ASPIRASIKU - Kampus seharusnya menjadi ruang tumbuh yang sehat, ruang di mana ilmu, etika, dan karakter berkembang secara seimbang. Namun, di balik papan nama institusi pendidikan yang megah, ada kenyataan yang tidak semua orang berani bicara, hubungan tidak etis antara dosen dan mahasiswa, atau sering dibungkus dengan kata “skandal”.
Saya tidak menulis ini untuk mempermalukan siapa pun. Saya menulis karena saya yakin bahwa diam tidak pernah menyelesaikan apa pun.
Ketika Relasi Kuasa Disalahgunakan
Hubungan dosen dan mahasiswa bukanlah hubungan yang setara. Dosen punya kekuatan atas nilai, atas gelar, bahkan atas reputasi pelajar. Ketika kekuatan ini digunakan untuk menjalin hubungan pribadi yang melampaui batas profesional, maka yang terjadi bukanlah cinta, melainkan posisi.
Baca Juga: Heboh Diksi 'Perjokian' Karya Ilmiah Guru Besar di Unila, Kemendiktisaintek Turun Tangan
Kita sering mendengar, “Kan suka sama suka.” Tapi benarkah semudah itu?

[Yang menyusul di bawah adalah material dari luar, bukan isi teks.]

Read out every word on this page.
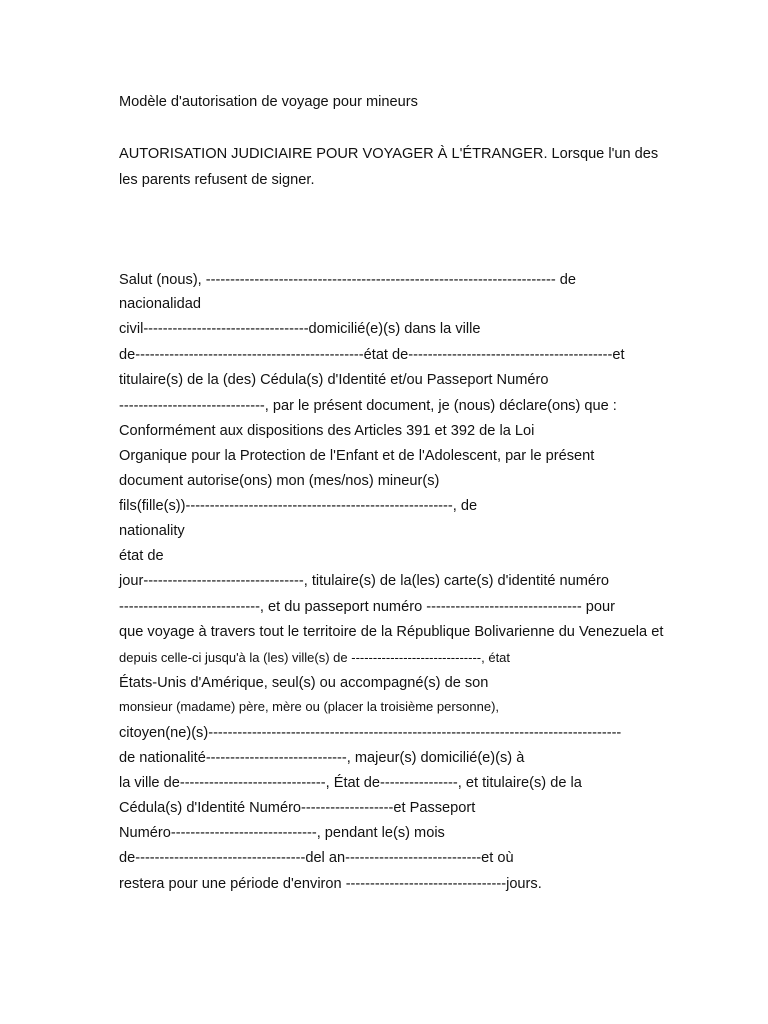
Modèle d'autorisation de voyage pour mineurs
AUTORISATION JUDICIAIRE POUR VOYAGER À L'ÉTRANGER. Lorsque l'un des
les parents refusent de signer.
Salut (nous), ------------------------------------------------------------------------ de
nacionalidad
civil----------------------------------domicilié(e)(s) dans la ville
de-----------------------------------------------état de------------------------------------------et
titulaire(s) de la (des) Cédula(s) d'Identité et/ou Passeport Numéro
------------------------------, par le présent document, je (nous) déclare(ons) que :
Conformément aux dispositions des Articles 391 et 392 de la Loi
Organique pour la Protection de l'Enfant et de l'Adolescent, par le présent
document autorise(ons) mon (mes/nos) mineur(s)
fils(fille(s))-------------------------------------------------------, de
nationality
état de
jour---------------------------------, titulaire(s) de la(les) carte(s) d'identité numéro
-----------------------------, et du passeport numéro -------------------------------- pour
que voyage à travers tout le territoire de la République Bolivarienne du Venezuela et
depuis celle-ci jusqu'à la (les) ville(s) de ------------------------------, état
États-Unis d'Amérique, seul(s) ou accompagné(s) de son
monsieur (madame) père, mère ou (placer la troisième personne),
citoyen(ne)(s)-------------------------------------------------------------------------------------
de nationalité-----------------------------, majeur(s) domicilié(e)(s) à
la ville de------------------------------, État de----------------, et titulaire(s) de la
Cédula(s) d'Identité Numéro-------------------et Passeport
Numéro------------------------------, pendant le(s) mois
de-----------------------------------del an----------------------------et où
restera pour une période d'environ ---------------------------------jours.
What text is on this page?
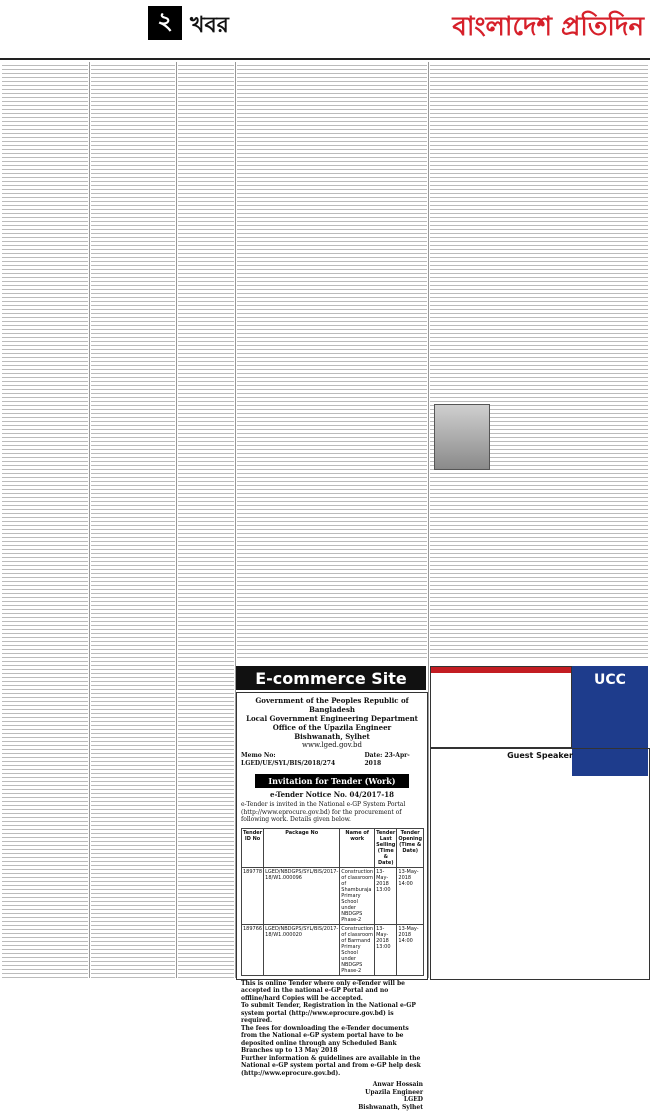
২ খবর	বাংলাদেশ প্রতিদিন
E-commerce Site
Government of the Peoples Republic of Bangladesh
Local Government Engineering Department
Office of the Upazila Engineer
Bishwanath, Sylhet
www.lged.gov.bd
Memo No: LGED/UE/SYL/BIS/2018/274
Date: 23-Apr-2018
Invitation for Tender (Work)
e-Tender Notice No. 04/2017-18
e-Tender is invited in the National e-GP System Portal (http://www.eprocure.gov.bd) for the procurement of following work. Details given below.
Tender ID No	Package No	Name of work	Tender Last Selling (Time & Date)	Tender Opening (Time & Date)
189778	LGED/NBDGPS/SYL/BIS/2017-18/W1.000096	Construction of classroom of Shamburaja Primary School under NBDGPS Phase-2	13-May-2018 13:00	13-May-2018 14:00
189766	LGED/NBDGPS/SYL/BIS/2017-18/W1.000020	Construction of classroom of Barmand Primary School under NBDGPS Phase-2	13-May-2018 13:00	13-May-2018 14:00
This is online Tender where only e-Tender will be accepted in the national e-GP Portal and no offline/hard Copies will be accepted.
To submit Tender, Registration in the National e-GP system portal (http://www.eprocure.gov.bd) is required.
The fees for downloading the e-Tender documents from the National e-GP system portal have to be deposited online through any Scheduled Bank Branches up to 13 May 2018
Further information & guidelines are available in the National e-GP system portal and from e-GP help desk (http://www.eprocure.gov.bd).
Anwar Hossain
Upazila Engineer
LGED
Bishwanath, Sylhet
UCC
Guest Speaker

Ketika satu pihak mempunyai kekuasaan atas masa depan pihak lain, suka tak lagi sepenuhnya bebas. Mahasiswa, terutama yang berada di bawah tekanan akademik bisa juga merasa tidak punya pilihan selain 'mengikuti alur'.
Bahkan jika pun ada rasa suka sekali, hubungan ini tetap tidak sehat karena lahir dari ketimpangan.

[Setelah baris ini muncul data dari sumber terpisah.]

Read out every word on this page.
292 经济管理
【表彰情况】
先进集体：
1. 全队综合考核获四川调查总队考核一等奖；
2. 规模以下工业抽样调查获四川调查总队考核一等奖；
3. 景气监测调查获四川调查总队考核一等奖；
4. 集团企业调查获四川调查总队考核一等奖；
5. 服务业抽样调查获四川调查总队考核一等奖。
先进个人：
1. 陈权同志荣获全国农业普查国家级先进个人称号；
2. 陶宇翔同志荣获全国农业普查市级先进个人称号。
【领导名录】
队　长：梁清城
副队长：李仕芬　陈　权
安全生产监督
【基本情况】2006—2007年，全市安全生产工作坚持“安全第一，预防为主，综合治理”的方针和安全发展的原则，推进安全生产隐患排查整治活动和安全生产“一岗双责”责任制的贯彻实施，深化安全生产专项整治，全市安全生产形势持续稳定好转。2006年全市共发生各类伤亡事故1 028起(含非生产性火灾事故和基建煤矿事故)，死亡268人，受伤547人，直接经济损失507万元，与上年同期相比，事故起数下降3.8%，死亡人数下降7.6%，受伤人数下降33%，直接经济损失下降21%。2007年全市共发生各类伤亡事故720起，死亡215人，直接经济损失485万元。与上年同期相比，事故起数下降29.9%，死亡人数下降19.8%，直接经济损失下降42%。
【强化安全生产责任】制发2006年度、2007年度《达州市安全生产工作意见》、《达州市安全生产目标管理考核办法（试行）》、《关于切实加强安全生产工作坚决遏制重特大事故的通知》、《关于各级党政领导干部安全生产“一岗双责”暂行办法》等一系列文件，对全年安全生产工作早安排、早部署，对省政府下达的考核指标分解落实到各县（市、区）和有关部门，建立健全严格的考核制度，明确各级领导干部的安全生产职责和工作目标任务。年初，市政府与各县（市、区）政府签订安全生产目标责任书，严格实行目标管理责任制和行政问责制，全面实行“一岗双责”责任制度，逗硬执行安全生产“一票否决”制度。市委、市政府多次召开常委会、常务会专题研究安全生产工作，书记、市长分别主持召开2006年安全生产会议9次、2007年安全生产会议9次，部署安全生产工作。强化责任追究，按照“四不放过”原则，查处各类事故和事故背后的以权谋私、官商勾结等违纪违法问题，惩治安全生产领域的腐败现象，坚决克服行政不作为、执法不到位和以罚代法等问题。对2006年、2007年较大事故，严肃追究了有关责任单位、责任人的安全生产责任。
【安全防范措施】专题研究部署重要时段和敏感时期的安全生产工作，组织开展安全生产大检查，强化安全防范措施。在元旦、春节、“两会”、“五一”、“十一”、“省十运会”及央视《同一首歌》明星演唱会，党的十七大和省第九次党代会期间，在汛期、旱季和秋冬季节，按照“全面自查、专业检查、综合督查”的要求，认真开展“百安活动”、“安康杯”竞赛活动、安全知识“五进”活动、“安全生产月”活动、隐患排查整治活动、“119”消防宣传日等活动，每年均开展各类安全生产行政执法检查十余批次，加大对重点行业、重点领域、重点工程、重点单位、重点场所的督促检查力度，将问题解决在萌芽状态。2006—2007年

Korban Tak Selalu Perempuan, Tapi Mayoritas Perempuan
Banyak kasus seperti ini yang melibatkan mahasiswi sebagai korban. Mereka dipuji, didekati, diberi perhatian khusus, lalu perlahan-lahan masuk ke dalam hubungan pribadi yang sulit untuk keluar. Saat hubungan itu terungkap, siapa yang paling sering disalahkan? Tentu mahasiswi itu.

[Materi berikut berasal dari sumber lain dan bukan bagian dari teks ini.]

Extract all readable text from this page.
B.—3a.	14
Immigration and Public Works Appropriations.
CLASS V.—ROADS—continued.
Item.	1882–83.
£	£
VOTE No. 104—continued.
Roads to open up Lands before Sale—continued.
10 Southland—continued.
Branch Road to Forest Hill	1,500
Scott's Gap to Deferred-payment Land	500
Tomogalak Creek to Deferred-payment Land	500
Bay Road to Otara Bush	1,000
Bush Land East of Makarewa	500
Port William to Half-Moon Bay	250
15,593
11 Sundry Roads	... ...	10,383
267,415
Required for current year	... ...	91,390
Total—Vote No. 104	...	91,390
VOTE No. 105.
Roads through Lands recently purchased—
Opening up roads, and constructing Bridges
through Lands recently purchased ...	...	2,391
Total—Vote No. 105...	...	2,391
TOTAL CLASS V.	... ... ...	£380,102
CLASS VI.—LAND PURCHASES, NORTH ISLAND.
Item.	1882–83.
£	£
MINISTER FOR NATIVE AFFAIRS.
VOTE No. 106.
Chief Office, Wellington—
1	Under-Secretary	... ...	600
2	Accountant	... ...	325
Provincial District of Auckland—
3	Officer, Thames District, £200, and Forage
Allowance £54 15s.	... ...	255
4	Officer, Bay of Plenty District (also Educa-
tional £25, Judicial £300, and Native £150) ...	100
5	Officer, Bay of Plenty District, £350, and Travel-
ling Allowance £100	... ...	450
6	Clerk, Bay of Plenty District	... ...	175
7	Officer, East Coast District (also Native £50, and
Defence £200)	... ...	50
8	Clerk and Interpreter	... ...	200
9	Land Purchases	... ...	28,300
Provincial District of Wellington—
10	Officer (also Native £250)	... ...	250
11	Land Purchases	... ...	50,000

Mereka dicap sebagai "panjat sosial", "penggoda", "suka numpang nilai", sementara si dosen tetap dihormati. Bahkan tak jarang, si dosen justru naik jabatan, sementara si mahasiswa keluar diam-diam karena malu dan trauma.
Sayangnya, banyak kampus yang menutup mata terhadap isu ini. Tidak ada sanksi yang jelas, tidak ada ruang aman bagi para korban untuk melapor, dan tidak ada transparansi dalam penyelesaian kasus. Akibatnya, skandal seperti ini terus terjadi secara berulang dan hanya pelaku serta korban yang bergantian.
Beberapa orang terbiasa menganggap ini masalah pribadi. Namun ini adalah masalah struktural, karena terjadi dalam sistem pendidikan yang membiarkan kesenjangan hubungan kekuasaan tidak terkendali.